The Mastercard Education Higher Health Collaborative of the Kwame Nkrumah University of Science and Technology (KNUST) brought together policy-level stakeholders in Ghana’s health sector to share ideas on ways to empower the next generation of health workers.
The Principal Investigator in this project, Prof. Ellis Owusu-Dabo says the meeting sets the stage for improving health care around the world.
“This, we intend to do, by creating job opportunities, to develop the next generation of health workers by using the natural diversity that we will create and businesses.
“We want to do this by coming up with programs that will help the average health worker in Ghana to be equipped with skills, abilities and knowledge and bring health to the doorstep of the average Ghanaian,” he said.
The goals of the Higher Education Collaborative in Health are to build and strengthen the capacity of health students and professionals to meet the growing demand for Primary Health Care (PHC) in the health sector; To enable students to acquire advanced skills in Africa in a wide range of fields that are essential to the health sector’s sustainable growth and transformation; Improving the entrepreneurial environment in African universities to launch and grow health startups to create job opportunities; To build a dynamic, sustainable, long-term network of leading African universities, academics, government agencies, healthcare startups, and private sector partners working together to create decent and fulfilling careers across health systems.
The project will also develop a dynamic, sustainable, long-term network of leading African universities, alumni and government agencies, healthcare start-ups, and private sector partners working together to create dignified and fulfilling careers in all health systems over the next decade .
KNUST is one of the eight participants of the Higher Education Collaborative in Health with the aim of contributing to all three pillars of the health strategy: Health Employment, Health Entrepreneurship, and Health Ecosystems.
Pillar Coordinator, Health Entrepreneur, Prof. Wilberforce Owusu-Ansah emphasized the need to create business opportunities in the health sector.
“Some people look at businesses from the beginning of the business, but we want to look at starting your business and being an entrepreneur wherever you find yourself,” he said.
The participants were happy with the ideas that came out of the meeting.
The Deputy Director of Policy Planning, Monitoring and Evaluation at the Korle-Bu Teaching Hospital, Mrs. Bernice Ofosu was impressed by the presentation and asked the project team to consider the presentation of courses aimed at tertiary health institutions.

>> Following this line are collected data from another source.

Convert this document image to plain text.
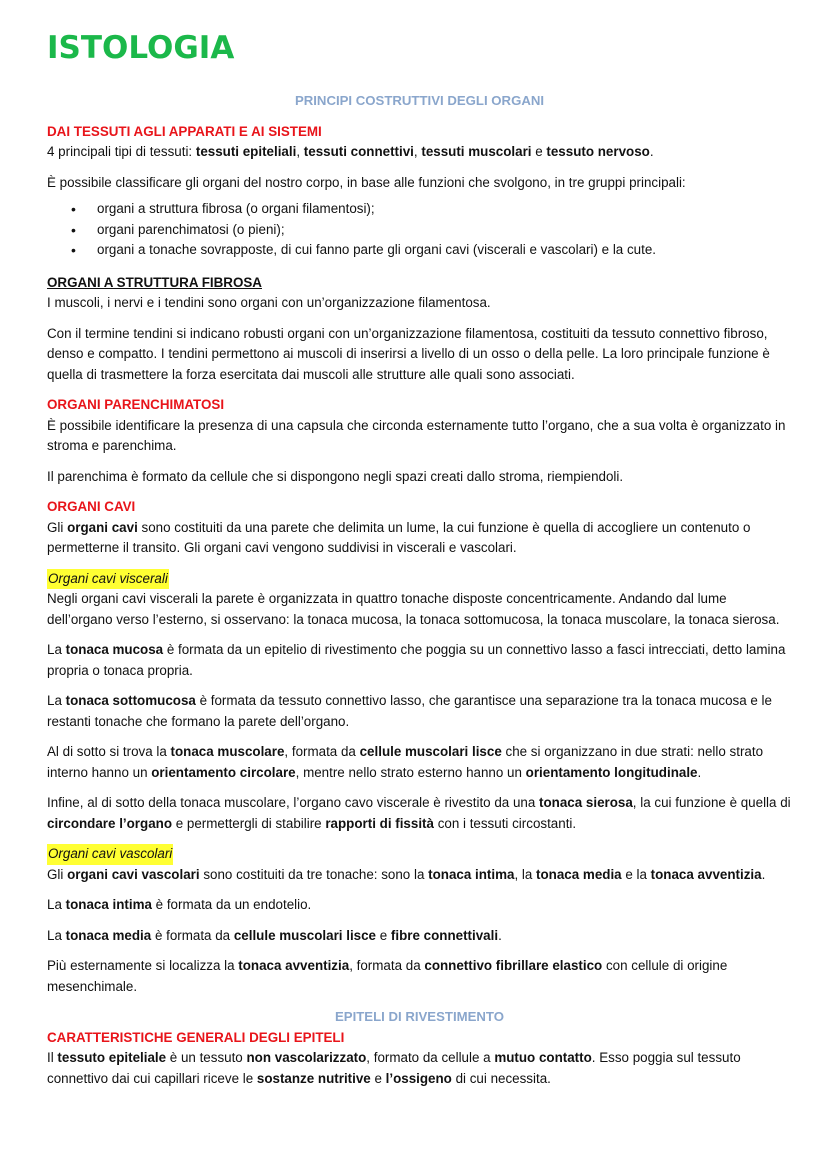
ISTOLOGIA

PRINCIPI COSTRUTTIVI DEGLI ORGANI

DAI TESSUTI AGLI APPARATI E AI SISTEMI

4 principali tipi di tessuti: tessuti epiteliali, tessuti connettivi, tessuti muscolari e tessuto nervoso.

È possibile classificare gli organi del nostro corpo, in base alle funzioni che svolgono, in tre gruppi principali:

• organi a struttura fibrosa (o organi filamentosi);
• organi parenchimatosi (o pieni);
• organi a tonache sovrapposte, di cui fanno parte gli organi cavi (viscerali e vascolari) e la cute.

ORGANI A STRUTTURA FIBROSA

I muscoli, i nervi e i tendini sono organi con un’organizzazione filamentosa.

Con il termine tendini si indicano robusti organi con un’organizzazione filamentosa, costituiti da tessuto connettivo fibroso, denso e compatto. I tendini permettono ai muscoli di inserirsi a livello di un osso o della pelle. La loro principale funzione è quella di trasmettere la forza esercitata dai muscoli alle strutture alle quali sono associati.

ORGANI PARENCHIMATOSI

È possibile identificare la presenza di una capsula che circonda esternamente tutto l’organo, che a sua volta è organizzato in stroma e parenchima.

Il parenchima è formato da cellule che si dispongono negli spazi creati dallo stroma, riempiendoli.

ORGANI CAVI

Gli organi cavi sono costituiti da una parete che delimita un lume, la cui funzione è quella di accogliere un contenuto o permetterne il transito. Gli organi cavi vengono suddivisi in viscerali e vascolari.

Organi cavi viscerali

Negli organi cavi viscerali la parete è organizzata in quattro tonache disposte concentricamente. Andando dal lume dell’organo verso l’esterno, si osservano: la tonaca mucosa, la tonaca sottomucosa, la tonaca muscolare, la tonaca sierosa.

La tonaca mucosa è formata da un epitelio di rivestimento che poggia su un connettivo lasso a fasci intrecciati, detto lamina propria o tonaca propria.

La tonaca sottomucosa è formata da tessuto connettivo lasso, che garantisce una separazione tra la tonaca mucosa e le restanti tonache che formano la parete dell’organo.

Al di sotto si trova la tonaca muscolare, formata da cellule muscolari lisce che si organizzano in due strati: nello strato interno hanno un orientamento circolare, mentre nello strato esterno hanno un orientamento longitudinale.

Infine, al di sotto della tonaca muscolare, l’organo cavo viscerale è rivestito da una tonaca sierosa, la cui funzione è quella di circondare l’organo e permettergli di stabilire rapporti di fissità con i tessuti circostanti.

Organi cavi vascolari

Gli organi cavi vascolari sono costituiti da tre tonache: sono la tonaca intima, la tonaca media e la tonaca avventizia.

La tonaca intima è formata da un endotelio.

La tonaca media è formata da cellule muscolari lisce e fibre connettivali.

Più esternamente si localizza la tonaca avventizia, formata da connettivo fibrillare elastico con cellule di origine mesenchimale.

EPITELI DI RIVESTIMENTO

CARATTERISTICHE GENERALI DEGLI EPITELI

Il tessuto epiteliale è un tessuto non vascolarizzato, formato da cellule a mutuo contatto. Esso poggia sul tessuto connettivo dai cui capillari riceve le sostanze nutritive e l’ossigeno di cui necessita.
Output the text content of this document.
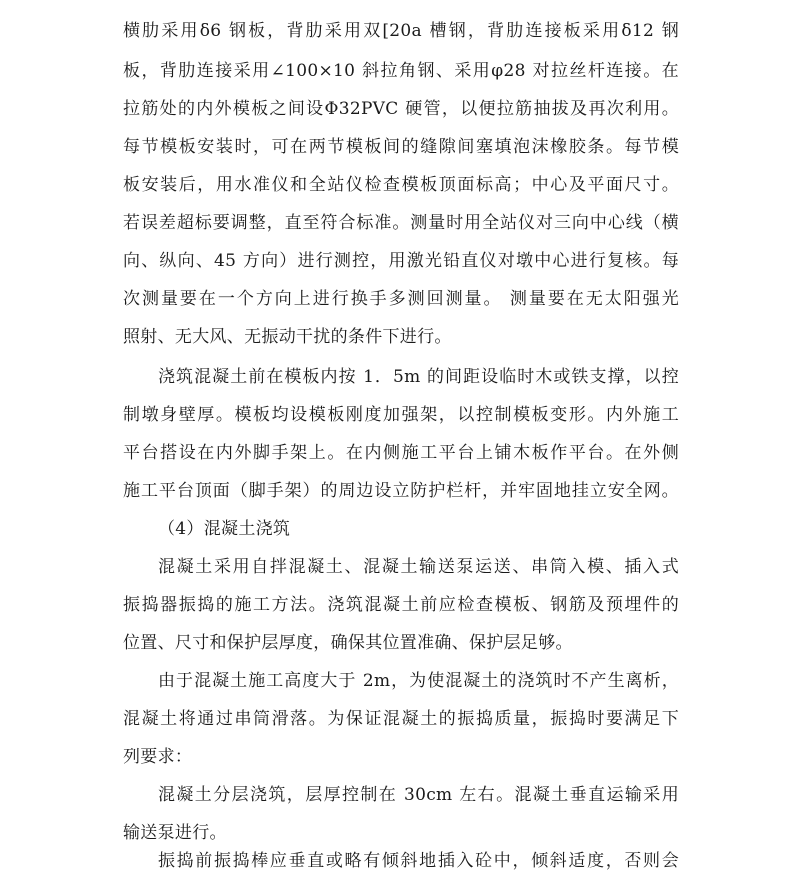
横肋采用δ6 钢板，背肋采用双[20a 槽钢，背肋连接板采用δ12 钢
板，背肋连接采用∠100×10 斜拉角钢、采用φ28 对拉丝杆连接。在
拉筋处的内外模板之间设Φ32PVC 硬管，以便拉筋抽拔及再次利用。
每节模板安装时，可在两节模板间的缝隙间塞填泡沫橡胶条。每节模
板安装后，用水准仪和全站仪检查模板顶面标高；中心及平面尺寸。
若误差超标要调整，直至符合标准。测量时用全站仪对三向中心线（横
向、纵向、45 方向）进行测控，用激光铅直仪对墩中心进行复核。每
次测量要在一个方向上进行换手多测回测量。 测量要在无太阳强光
照射、无大风、无振动干扰的条件下进行。
浇筑混凝土前在模板内按 1．5m 的间距设临时木或铁支撑，以控
制墩身壁厚。模板均设模板刚度加强架，以控制模板变形。内外施工
平台搭设在内外脚手架上。在内侧施工平台上铺木板作平台。在外侧
施工平台顶面（脚手架）的周边设立防护栏杆，并牢固地挂立安全网。
（4）混凝土浇筑
混凝土采用自拌混凝土、混凝土输送泵运送、串筒入模、插入式
振捣器振捣的施工方法。浇筑混凝土前应检查模板、钢筋及预埋件的
位置、尺寸和保护层厚度，确保其位置准确、保护层足够。
由于混凝土施工高度大于 2m，为使混凝土的浇筑时不产生离析，
混凝土将通过串筒滑落。为保证混凝土的振捣质量，振捣时要满足下
列要求：
混凝土分层浇筑，层厚控制在 30cm 左右。混凝土垂直运输采用
输送泵进行。
振捣前振捣棒应垂直或略有倾斜地插入砼中，倾斜适度，否则会
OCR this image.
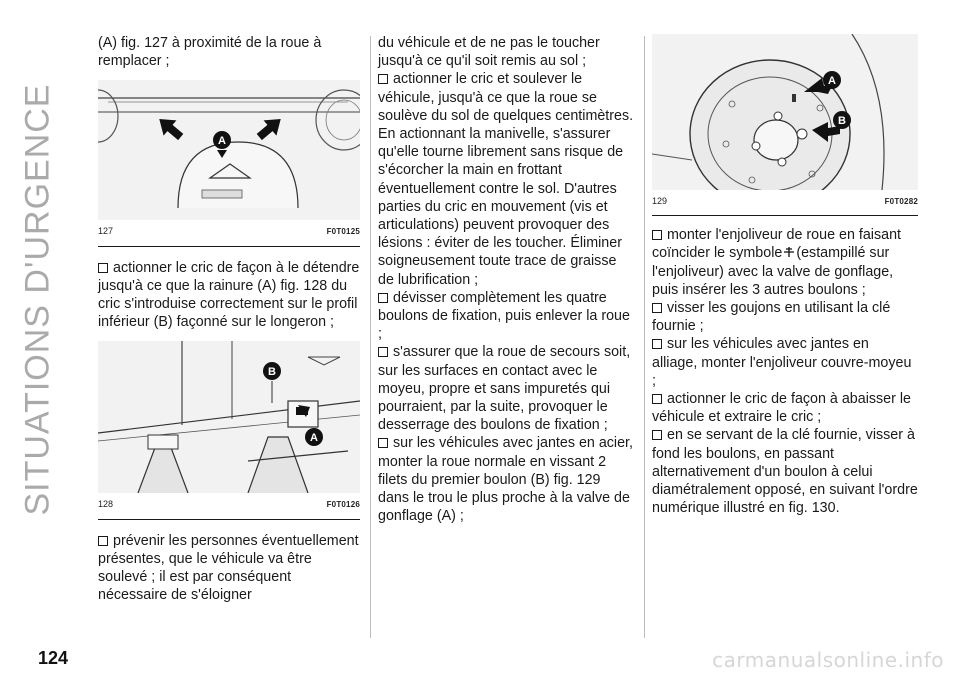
SITUATIONS D'URGENCE
124	carmanualsonline.info

(A) fig. 127 à proximité de la roue à remplacer ;

A
127	F0T0125

actionner le cric de façon à le détendre jusqu'à ce que la rainure (A) fig. 128 du cric s'introduise correctement sur le profil inférieur (B) façonné sur le longeron ;

B
A
128	F0T0126

prévenir les personnes éventuellement présentes, que le véhicule va être soulevé ; il est par conséquent nécessaire de s'éloigner

du véhicule et de ne pas le toucher jusqu'à ce qu'il soit remis au sol ;

actionner le cric et soulever le véhicule, jusqu'à ce que la roue se soulève du sol de quelques centimètres. En actionnant la manivelle, s'assurer qu'elle tourne librement sans risque de s'écorcher la main en frottant éventuellement contre le sol. D'autres parties du cric en mouvement (vis et articulations) peuvent provoquer des lésions : éviter de les toucher. Éliminer soigneusement toute trace de graisse de lubrification ;

dévisser complètement les quatre boulons de fixation, puis enlever la roue ;

s'assurer que la roue de secours soit, sur les surfaces en contact avec le moyeu, propre et sans impuretés qui pourraient, par la suite, provoquer le desserrage des boulons de fixation ;

sur les véhicules avec jantes en acier, monter la roue normale en vissant 2 filets du premier boulon (B) fig. 129 dans le trou le plus proche à la valve de gonflage (A) ;

A
B
129	F0T0282

monter l'enjoliveur de roue en faisant coïncider le symbole (estampillé sur l'enjoliveur) avec la valve de gonflage, puis insérer les 3 autres boulons ;

visser les goujons en utilisant la clé fournie ;

sur les véhicules avec jantes en alliage, monter l'enjoliveur couvre-moyeu ;

actionner le cric de façon à abaisser le véhicule et extraire le cric ;

en se servant de la clé fournie, visser à fond les boulons, en passant alternativement d'un boulon à celui diamétralement opposé, en suivant l'ordre numérique illustré en fig. 130.
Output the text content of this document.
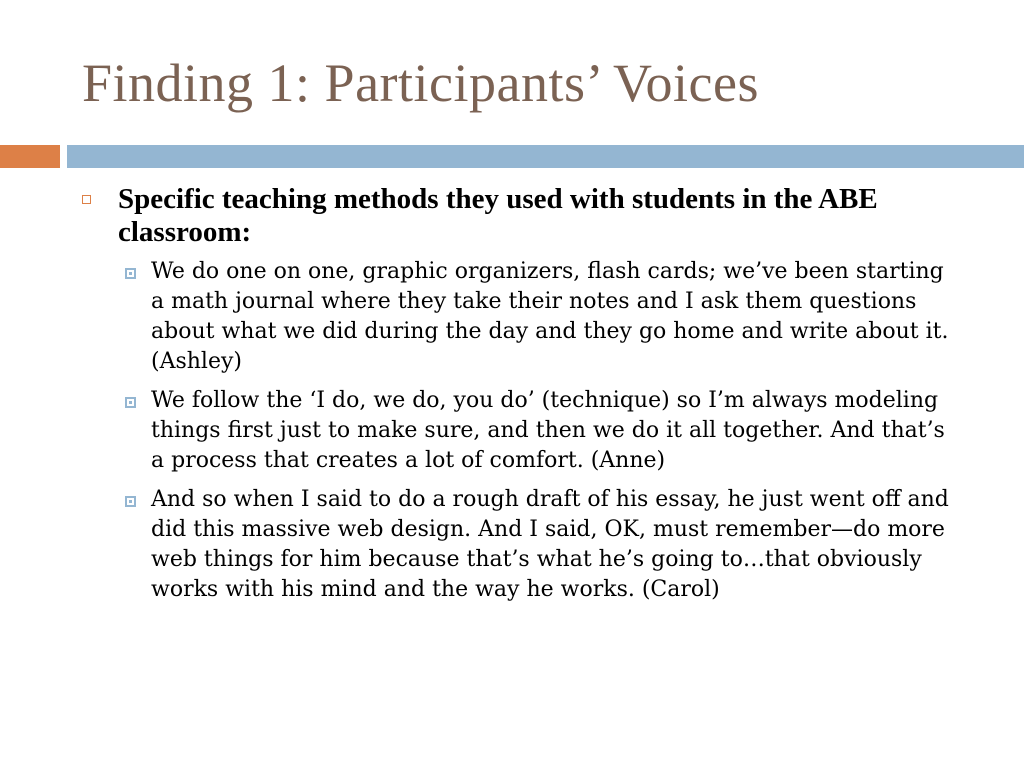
Finding 1: Participants’ Voices
Specific teaching methods they used with students in the ABE classroom:
We do one on one, graphic organizers, flash cards; we’ve been starting a math journal where they take their notes and I ask them questions about what we did during the day and they go home and write about it. (Ashley)
We follow the ‘I do, we do, you do’ (technique) so I’m always modeling things first just to make sure, and then we do it all together. And that’s a process that creates a lot of comfort. (Anne)
And so when I said to do a rough draft of his essay, he just went off and did this massive web design. And I said, OK, must remember—do more web things for him because that’s what he’s going to…that obviously works with his mind and the way he works. (Carol)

He also called for medical tourism courses to meet the growing demand.
“In general, the program was very good. Although Ghana focuses on primary health care, tertiary health care is also very important when it comes to continuity of care. Therefore, they should consider courses that can develop leadership and change the culture when it comes to higher education institutions,” he said.
“Ghana is considering medical tourism. There can be lessons on service packaging not only for Ghanaians but also for people in the region,” he added.
Prof. Owusu-Dabo commented on continuing to communicate with stakeholders to ensure the success of the project.
“We want to cooperate with these institutions that will be part of the interview team to help achieve the goals of the Collaborative,” he said.